As many agents are discovering, health care providers may think twice when treating patients enrolled in ACA-qualified individual plans and receiving an Advance Premium Tax Credit (APTC). If you haven’t studied the ACA grace period rules, you may not understand why. In this post, we’ll provide a quick overview of those rules.
Individuals who purchase coverage through the Federally Facilitated Marketplace (FFM) are required to pay their first month’s premium by the effective date in order for the coverage to start. But, each year, a number of people who sign up for coverage fail to pay the premium and, in turn, their coverage never begins. Or, they fail to pay a future premium, which also puts their coverage at risk.
Once a policy is effective, the premium is typically due around the first of every month. If the premium is not paid by the due date, the members enter a three-month grace period. The policy cannot be cancelled as long as the full premium due is paid by the end of the grace period.
During the first month of the grace period, the members still have coverage and the insurance company must continue to pay claims.

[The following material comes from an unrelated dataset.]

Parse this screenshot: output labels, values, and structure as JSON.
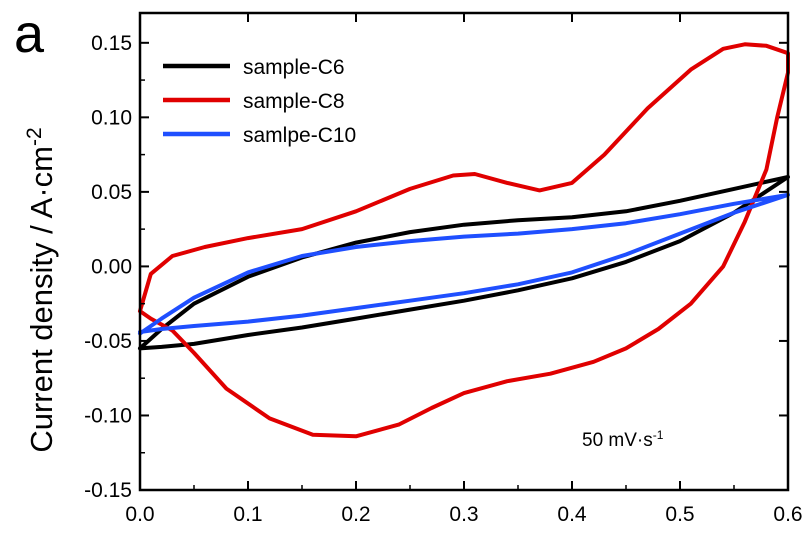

However, during months two and three of the grace period, the insurance company can decide to pend claims for services the member received during that time. As long as the individual pays the premium due in full (including the premium due for those months of the grace period) before the end of the grace period, the coverage remains in effect and the insurance company is responsible for paying the claims. If the individual does not pay all premiums due by the end of the grace period, the policy can be cancelled back to the end of the first month of the grace period and the member will be responsible for paying for the services received during months two and three.
This puts the burden of collecting payment for services rendered on the provider, which is why doctors may hesitate to treat patients with FFM plans while receiving the APTC.
Insurance companies are required to notify doctors if an insured is in a three-month grace period, but it’s a bit unclear what providers are supposed to do with that information. Organizations like the American Medical Association do their best to keep providers informed, answer their questions, and provide resources to assist with patient communication and payment collection, but there’s still some confusion in the medical community.
While it’s not the broker’s job to make sure providers understand, an awareness of the grace period can at least help agents understand why their clients may have some problems with getting seen by contracted network providers.
Keep in mind the three-month grace period only applies to FFM plans and only when the insured is receiving an Advance Premium Tax Credit and has already paid the first month of premium. People with FFM plans but no APTC, as well as individuals with off-Marketplace plans, will have different grace periods regulated by state rules, usually 30 or 31 days. Some state-based Marketplaces (SBMs) may also set varying timelines or administer the grace period differently.
Again, as a broker you can’t do anything to change the grace period rules, and you probably won’t be explaining the grace period rules to any medical providers. But being able to help your clients understand why they may have difficulty using the health coverage they’re paying a bunch of money for is very powerful. Though they may not like what you tell them, the fact that you know the answers and are able to help, this will reassure your clients of the value of the agent, and that’s definitely a good thing.